Wrong, said five Justices on the Supreme Court. If you are a jail inmate, you have no basic right to privacy. Even if you were not arrested for harboring drugs or for a violent offense. Even if your arrest was based on a mistake. Jails and prisons process hundreds of people each day, and nothing is more important than keeping jails orderly.
Yes, that is the justification given by Justice Kennedy, who wrote the opinion. The Court had previously upheld blanket policies designed to keep contraband out of jails, so why make exceptions now? Even if people who were merely arrested for minor offenses — and may not even be guilty of anything — were forced to undergo invasive and humiliating strip searches for no real benefit.
As long as the officers doing the strip search don’t actually touch private body parts, violating your privacy with their eyes is perfectly okay. The only time it is not okay is when there is “substantial evidence” that the officers’ response is exaggerated — a perfectly clear-cut and not at all subjective standard to follow.
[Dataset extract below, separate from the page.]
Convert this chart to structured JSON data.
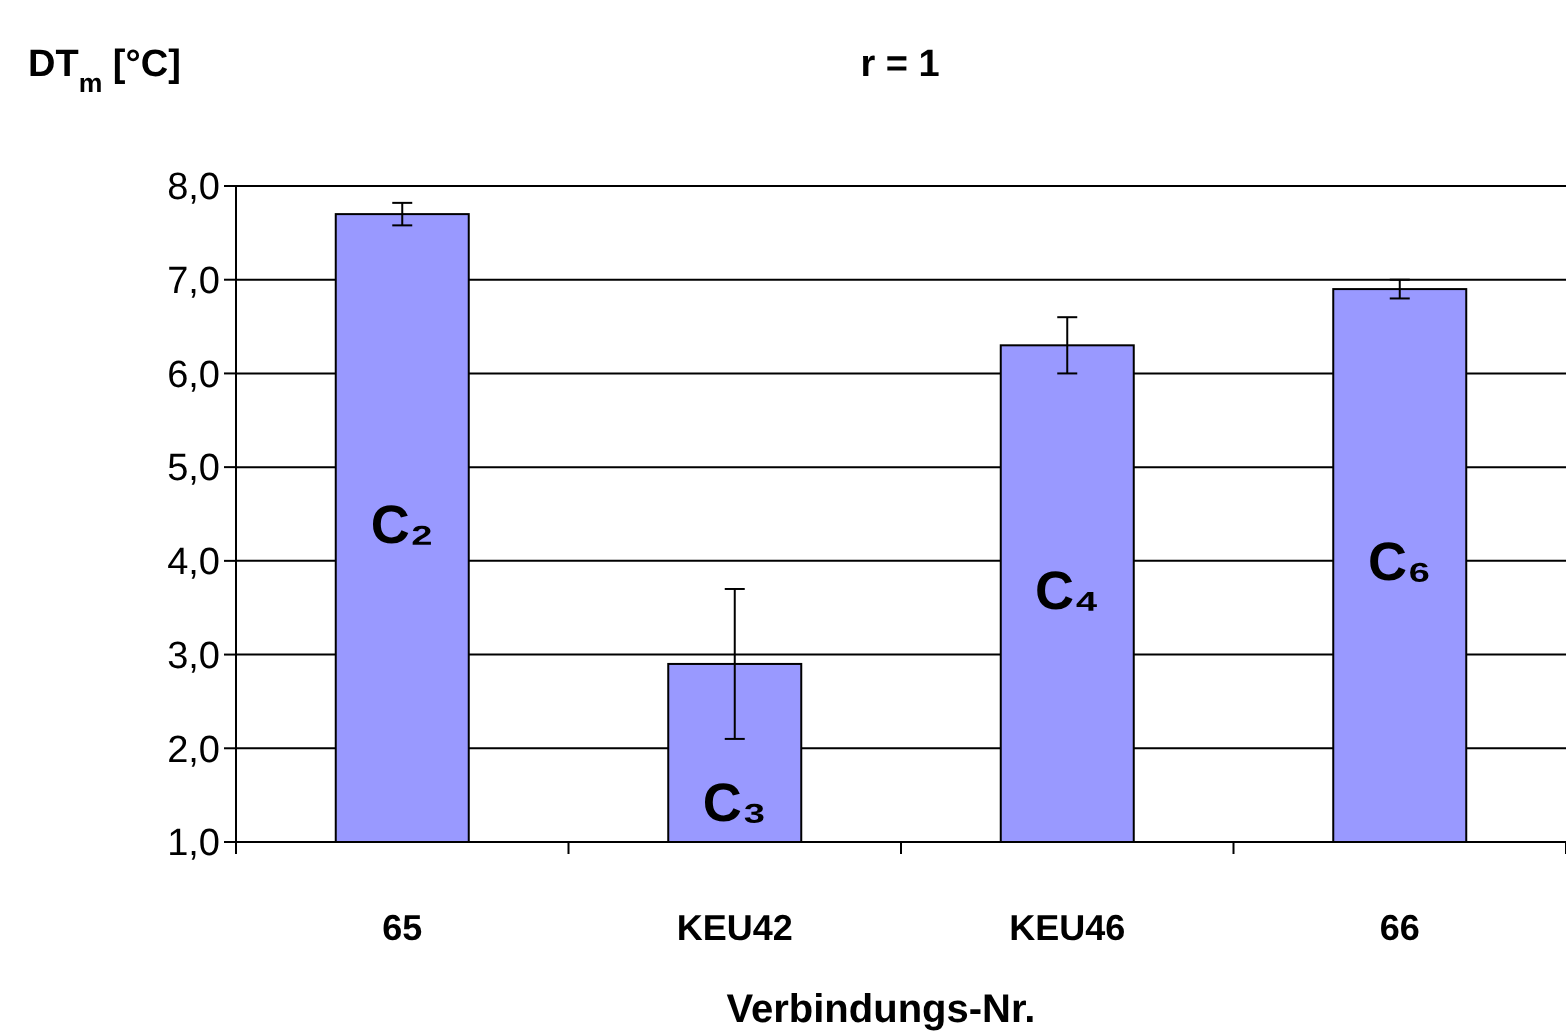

At this point, few criminal defense attorneys can be surprised at the Supreme Court’s one step forward, two steps back approach to the Fourth Amendment. They agree that people have the right to not have GPS systems secretly attached to their cars without a warrant, but people in jail must strip in front of officers. But as jaded as criminal defense attorneys are, the ability of Justice Kennedy and the other supporting Justices to blithely dismiss the invasiveness of a strip search is still shocking. What will be the next situation in which the right to privacy is “stripped,” so to speak, of any meaning?